Distinguished by its blue conical roof, four ornamented turrets and landmark clock tower, the Abbey of the Dormition in Jerusalem is a German Benedictine church completed in 1910. It was built on land given by the Turkish sultan to the German Kaiser Wilhelm II and commemorates the "falling asleep" (dormitio) of the Virgin Mary.
The land on which the Dormition Church stands was given to Kaiser Wilhelm II by the Turkish sultan on the occasion of the kaiser's visit to Jerusalem in 1898. Kaiser Wilhelm presented it to the German Catholic Society of the Holy Land, and the Church of the Virgin was built on the site from 1901-10 by the architect H. Renard. It was dedicated in 1910 by the German Benedictines.What to See??
In the courtyard the remains of a mosaic floor from the Byzantine basilica that once stood here are displayed under a glass cover. Unfortunately, the glare off the glass makes the mosaic nearly impossible to see. The abbey's tall tower culminates in a balcony and dome with clock.
The echoing main church is round and uncluttered, conveying a strong sense of lightness and space. It is far from plain, however: the floor, walls and dome are all decorated with mosaics, mainly depicting the prophets and apostles. The apse features a lovely golden Byzantine-style mosaic of the Madonna and Child (from 1939) above the main altar. The six round chapels are decorated in gold.

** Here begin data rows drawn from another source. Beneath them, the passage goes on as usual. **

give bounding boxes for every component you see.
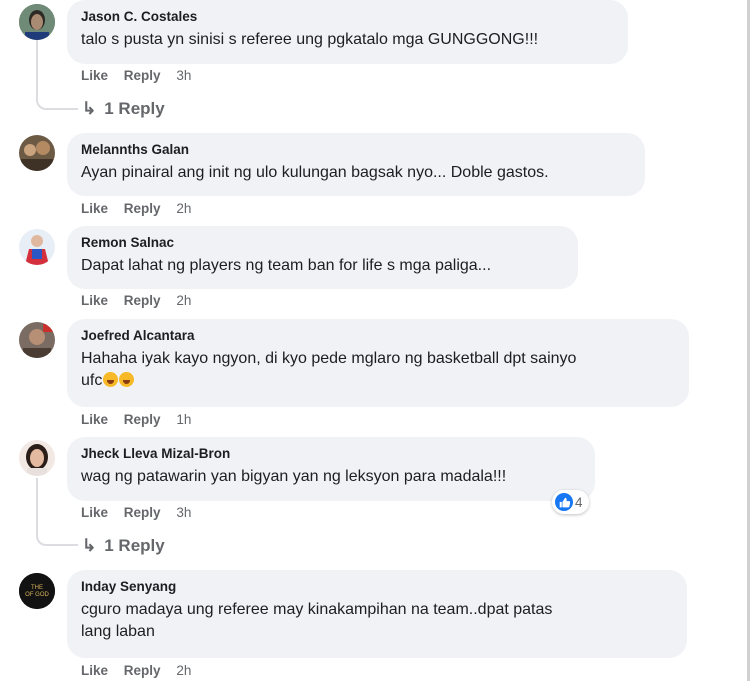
view-replies-link[interactable]: ↳ 1 Reply xyxy=(82,536,165,556)
reaction-count: 4 xyxy=(575,494,583,510)
comment-text-tail: ufc xyxy=(81,372,103,389)
comment-bubble[interactable]: Joefred Alcantara Hahaha iyak kayo ngyon… xyxy=(67,319,689,407)
laughing-emoji-icon xyxy=(119,372,135,387)
svg-text:OF GOD: OF GOD xyxy=(25,592,49,598)
reply-arrow-icon: ↳ xyxy=(82,99,97,118)
reply-button[interactable]: Reply xyxy=(124,68,161,83)
reply-arrow-icon: ↳ xyxy=(82,536,97,555)
comment-timestamp[interactable]: 3h xyxy=(176,505,191,520)
avatar[interactable] xyxy=(19,135,55,171)
avatar-image xyxy=(19,4,55,40)
avatar[interactable] xyxy=(19,440,55,476)
comment-bubble[interactable]: Remon Salnac Dapat lahat ng players ng t… xyxy=(67,226,578,289)
comment-actions: Like Reply 1h xyxy=(81,412,203,428)
avatar-image xyxy=(19,440,55,476)
like-button[interactable]: Like xyxy=(81,293,108,308)
comment-actions: Like Reply 3h xyxy=(81,505,203,521)
avatar-image xyxy=(19,229,55,265)
comment-actions: Like Reply 2h xyxy=(81,293,203,309)
comment-author[interactable]: Inday Senyang xyxy=(81,578,673,595)
like-button[interactable]: Like xyxy=(81,663,108,678)
avatar[interactable] xyxy=(19,322,55,358)
comment-actions: Like Reply 3h xyxy=(81,68,203,84)
comment-text-line: cguro madaya ung referee may kinakampiha… xyxy=(81,601,553,618)
replies-count: 1 Reply xyxy=(104,536,165,555)
like-button[interactable]: Like xyxy=(81,68,108,83)
comment-author[interactable]: Jason C. Costales xyxy=(81,8,614,25)
avatar[interactable] xyxy=(19,4,55,40)
comment-text-line: Hahaha iyak kayo ngyon, di kyo pede mgla… xyxy=(81,350,577,367)
like-button[interactable]: Like xyxy=(81,505,108,520)
like-button[interactable]: Like xyxy=(81,412,108,427)
comment-actions: Like Reply 2h xyxy=(81,663,203,679)
comment-text-line: lang laban xyxy=(81,623,155,640)
avatar[interactable]: THE OF GOD xyxy=(19,573,55,609)
reply-button[interactable]: Reply xyxy=(124,663,161,678)
reply-button[interactable]: Reply xyxy=(124,412,161,427)
comment-bubble[interactable]: Inday Senyang cguro madaya ung referee m… xyxy=(67,570,687,658)
reply-button[interactable]: Reply xyxy=(124,505,161,520)
reply-button[interactable]: Reply xyxy=(124,293,161,308)
reply-button[interactable]: Reply xyxy=(124,201,161,216)
comment-timestamp[interactable]: 1h xyxy=(176,412,191,427)
comment-bubble[interactable]: Jason C. Costales talo s pusta yn sinisi… xyxy=(67,0,628,64)
comment-text-line: ufc xyxy=(81,370,675,392)
comment-author[interactable]: Remon Salnac xyxy=(81,234,564,251)
avatar-image: THE OF GOD xyxy=(19,573,55,609)
comment-actions: Like Reply 2h xyxy=(81,201,203,217)
comment-text: Dapat lahat ng players ng team ban for l… xyxy=(81,257,492,274)
comment-text: Ayan pinairal ang init ng ulo kulungan b… xyxy=(81,164,549,181)
comment-timestamp[interactable]: 2h xyxy=(176,293,191,308)
thread-line xyxy=(36,40,78,110)
laughing-emoji-icon xyxy=(103,372,119,387)
comment-author[interactable]: Melannths Galan xyxy=(81,141,631,158)
avatar[interactable] xyxy=(19,229,55,265)
comment-text: wag ng patawarin yan bigyan yan ng leksy… xyxy=(81,468,507,485)
replies-count: 1 Reply xyxy=(104,99,165,118)
comment-bubble[interactable]: Melannths Galan Ayan pinairal ang init n… xyxy=(67,133,645,196)
comment-text: talo s pusta yn sinisi s referee ung pgk… xyxy=(81,31,539,48)
thread-line xyxy=(36,478,78,546)
like-reaction-icon xyxy=(555,493,573,511)
comment-timestamp[interactable]: 2h xyxy=(176,201,191,216)
comment-timestamp[interactable]: 2h xyxy=(176,663,191,678)
comment-timestamp[interactable]: 3h xyxy=(176,68,191,83)
comment-text: Hahaha iyak kayo ngyon, di kyo pede mgla… xyxy=(81,348,675,392)
comment-author[interactable]: Joefred Alcantara xyxy=(81,327,675,344)
avatar-image xyxy=(19,322,55,358)
comment-bubble[interactable]: Jheck Lleva Mizal-Bron wag ng patawarin … xyxy=(67,437,595,501)
avatar-image xyxy=(19,135,55,171)
like-button[interactable]: Like xyxy=(81,201,108,216)
view-replies-link[interactable]: ↳ 1 Reply xyxy=(82,99,165,119)
reaction-summary[interactable]: 4 xyxy=(552,490,589,514)
svg-text:THE: THE xyxy=(31,585,43,591)
comment-author[interactable]: Jheck Lleva Mizal-Bron xyxy=(81,445,581,462)
comment-text: cguro madaya ung referee may kinakampiha… xyxy=(81,599,673,643)
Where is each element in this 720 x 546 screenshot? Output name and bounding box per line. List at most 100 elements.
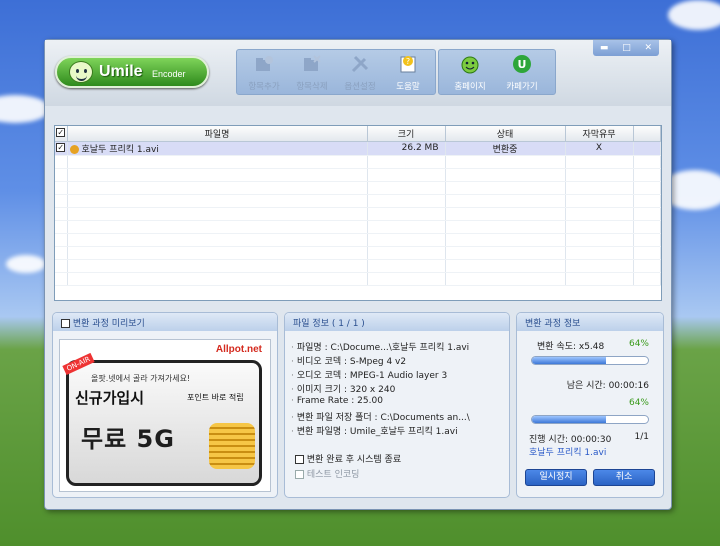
filename-text: 호날두 프리킥 1.avi [81,144,159,155]
select-all-checkbox[interactable]: ✓ [56,128,66,138]
empty-row [55,272,661,286]
select-all-header[interactable]: ✓ [55,126,68,142]
tools-icon [351,55,369,73]
preview-checkbox[interactable] [61,319,70,328]
total-progress-bar [531,415,649,424]
speed-text: 변환 속도: x5.48 [537,342,605,352]
options-button[interactable]: 옵션설정 [339,50,381,94]
options-label: 옵션설정 [344,82,376,92]
preview-title: 변환 과정 미리보기 [72,319,145,329]
progress-panel: 변환 과정 정보 변환 속도: x5.48 64% 남은 시간: 00:00:1… [516,312,664,498]
test-encoding-label: 테스트 인코딩 [306,470,360,480]
header-filler [633,126,661,142]
header-size[interactable]: 크기 [367,126,446,142]
ad-line2-small: 포인트 바로 적립 [187,393,244,402]
total-progress-fill [532,416,607,423]
empty-row [55,194,661,208]
status-cell: 변환중 [445,141,566,156]
ad-brand: Allpot.net [215,344,262,355]
title-bar[interactable]: Umile Encoder 항목추가 항목삭제 옵션설정 ? 도움말 홈페이지 … [45,40,671,106]
percent2-text: 64% [628,398,649,408]
help-button[interactable]: ? 도움말 [387,50,429,94]
minimize-button[interactable]: ▬ [600,43,609,53]
preview-header[interactable]: 변환 과정 미리보기 [53,313,277,331]
header-status[interactable]: 상태 [445,126,566,142]
file-info-panel: 파일 정보 ( 1 / 1 ) 파일명 : C:\Docume...\호날두 프… [284,312,510,498]
ad-badge: ON-AIR [62,352,95,376]
size-cell: 26.2 MB [367,141,446,156]
header-filename[interactable]: 파일명 [67,126,368,142]
filename-cell: 호날두 프리킥 1.avi [67,141,368,156]
info-filename: 파일명 : C:\Docume...\호날두 프리킥 1.avi [291,340,469,353]
percent1-text: 64% [628,339,649,349]
umile-encoder-window: Umile Encoder 항목추가 항목삭제 옵션설정 ? 도움말 홈페이지 … [44,39,672,510]
count-text: 1/1 [634,432,649,442]
coin-stack-icon [209,423,255,469]
filler-cell [633,141,661,156]
empty-row [55,259,661,273]
svg-text:?: ? [406,57,410,66]
delete-item-button[interactable]: 항목삭제 [291,50,333,94]
info-image-size: 이미지 크기 : 320 x 240 [291,382,395,395]
shutdown-option[interactable]: 변환 완료 후 시스템 종료 [295,452,401,465]
window-controls: ▬ □ ✕ [593,40,659,56]
ad-line2: 신규가입시 [75,389,145,407]
cafe-label: 카페가기 [506,82,538,92]
empty-row [55,168,661,182]
maximize-button[interactable]: □ [622,43,631,53]
avi-file-icon [69,144,79,154]
row-check-cell[interactable]: ✓ [55,141,68,156]
speed-progress-fill [532,357,607,364]
file-list[interactable]: ✓ 파일명 크기 상태 자막유무 ✓ 호날두 프리킥 1.avi 26.2 MB… [54,125,662,301]
pause-button[interactable]: 일시정지 [525,469,587,486]
current-file-text: 호날두 프리킥 1.avi [529,448,607,458]
empty-row [55,155,661,169]
shutdown-label: 변환 완료 후 시스템 종료 [306,455,402,465]
remaining-text: 남은 시간: 00:00:16 [566,381,649,391]
empty-row [55,181,661,195]
cancel-button[interactable]: 취소 [593,469,655,486]
close-button[interactable]: ✕ [645,43,653,53]
info-audio-codec: 오디오 코덱 : MPEG-1 Audio layer 3 [291,368,447,381]
preview-panel: 변환 과정 미리보기 Allpot.net ON-AIR 올팟.넷에서 골라 가… [52,312,278,498]
empty-row [55,246,661,260]
smiley-home-icon [461,56,479,74]
ad-line3: 무료 5G [81,425,175,453]
help-label: 도움말 [396,82,420,92]
speed-progress-bar [531,356,649,365]
advertisement-banner[interactable]: Allpot.net ON-AIR 올팟.넷에서 골라 가져가세요! 신규가입시… [59,339,271,492]
folder-add-icon [256,56,273,71]
help-icon: ? [400,56,416,73]
delete-item-label: 항목삭제 [296,82,328,92]
info-video-codec: 비디오 코덱 : S-Mpeg 4 v2 [291,354,406,367]
elapsed-text: 진행 시간: 00:00:30 [529,435,612,445]
row-checkbox[interactable]: ✓ [56,143,66,152]
ad-line1: 올팟.넷에서 골라 가져가세요! [91,374,191,383]
test-encoding-checkbox[interactable] [295,470,304,479]
progress-header: 변환 과정 정보 [517,313,663,331]
file-info-header: 파일 정보 ( 1 / 1 ) [285,313,509,331]
cafe-button[interactable]: U 카페가기 [501,50,543,94]
header-subtitle[interactable]: 자막유무 [565,126,634,142]
logo-sub: Encoder [152,69,186,79]
file-table: ✓ 파일명 크기 상태 자막유무 ✓ 호날두 프리킥 1.avi 26.2 MB… [55,126,661,286]
empty-row [55,233,661,247]
app-logo: Umile Encoder [55,56,209,88]
ad-tv-graphic: ON-AIR 올팟.넷에서 골라 가져가세요! 신규가입시 포인트 바로 적립 … [62,352,262,486]
info-output-name: 변환 파일명 : Umile_호날두 프리킥 1.avi [291,424,458,437]
add-item-button[interactable]: 항목추가 [243,50,285,94]
desktop-cloud [0,95,50,123]
homepage-button[interactable]: 홈페이지 [449,50,491,94]
shutdown-checkbox[interactable] [295,455,304,464]
test-encoding-option[interactable]: 테스트 인코딩 [295,467,359,480]
cafe-u-icon: U [513,55,531,73]
empty-row [55,207,661,221]
desktop-cloud [6,255,46,273]
empty-row [55,220,661,234]
table-row[interactable]: ✓ 호날두 프리킥 1.avi 26.2 MB 변환중 X [55,141,661,156]
desktop-cloud [668,0,720,30]
smiley-logo-icon [69,61,93,83]
homepage-label: 홈페이지 [454,82,486,92]
info-save-folder: 변환 파일 저장 폴더 : C:\Documents an...\ [291,410,470,423]
info-frame-rate: Frame Rate : 25.00 [291,396,383,406]
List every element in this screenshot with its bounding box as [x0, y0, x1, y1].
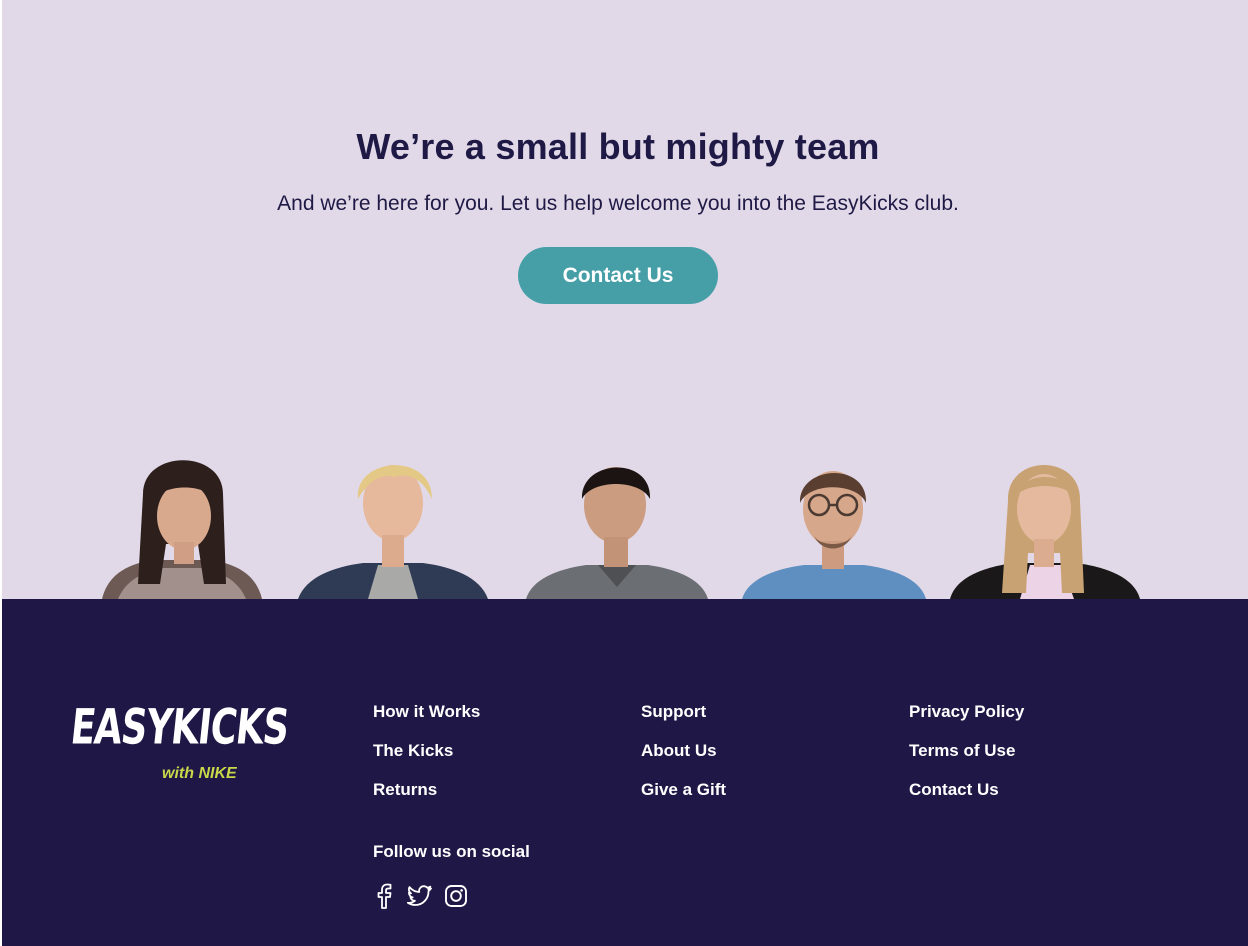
- footer-link-give-a-gift[interactable]: Give a Gift: [641, 778, 726, 817]
- easykicks-logo[interactable]: EASYKICKS with NIKE: [68, 699, 291, 794]
- footer-link-returns[interactable]: Returns: [373, 778, 480, 817]
- footer-column-3: Privacy Policy Terms of Use Contact Us: [909, 700, 1024, 817]
- team-member-photo-5: [950, 443, 1140, 599]
- social-heading: Follow us on social: [373, 842, 530, 861]
- team-member-photo-1: [98, 434, 266, 599]
- team-member-photo-2: [298, 437, 488, 599]
- hero-subtitle: And we’re here for you. Let us help welc…: [277, 192, 959, 215]
- contact-us-button[interactable]: Contact Us: [518, 247, 718, 304]
- team-member-photo-4: [742, 443, 926, 599]
- hero-title: We’re a small but mighty team: [356, 126, 880, 167]
- footer-column-1: How it Works The Kicks Returns: [373, 700, 480, 817]
- social-icons: [371, 882, 469, 910]
- footer-link-terms-of-use[interactable]: Terms of Use: [909, 739, 1024, 778]
- logo-brand-text: EASYKICKS: [68, 700, 291, 756]
- twitter-icon[interactable]: [407, 882, 433, 910]
- footer-column-2: Support About Us Give a Gift: [641, 700, 726, 817]
- instagram-icon[interactable]: [443, 882, 469, 910]
- site-footer: EASYKICKS with NIKE How it Works The Kic…: [2, 599, 1248, 946]
- logo-tagline: with NIKE: [162, 765, 237, 782]
- page: We’re a small but mighty team And we’re …: [0, 0, 1248, 946]
- footer-link-how-it-works[interactable]: How it Works: [373, 700, 480, 739]
- hero-section: We’re a small but mighty team And we’re …: [2, 0, 1248, 599]
- footer-link-contact-us[interactable]: Contact Us: [909, 778, 1024, 817]
- team-member-photo-3: [526, 441, 708, 599]
- footer-link-the-kicks[interactable]: The Kicks: [373, 739, 480, 778]
- footer-link-support[interactable]: Support: [641, 700, 726, 739]
- facebook-icon[interactable]: [371, 882, 397, 910]
- footer-link-about-us[interactable]: About Us: [641, 739, 726, 778]
- footer-link-privacy-policy[interactable]: Privacy Policy: [909, 700, 1024, 739]
- team-photos: [2, 420, 1248, 599]
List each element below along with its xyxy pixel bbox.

The lower-level crypt is the traditional site of Mary's home and death. A circular pillared hall with ambulatories, it centers on the Chapel of the Dormition with a carved-stone figure of Mary in repose (dormitio). Above, a mosaic in the dome depicts Christ receiving her soul. Among the adjacent little chapels is one donated by the Ivory Coast, with wooden figures and motifs inlaid with ivory.
Facilities on the premises include a bookstore with maps and religious literature and a cafeteria serving light refreshments.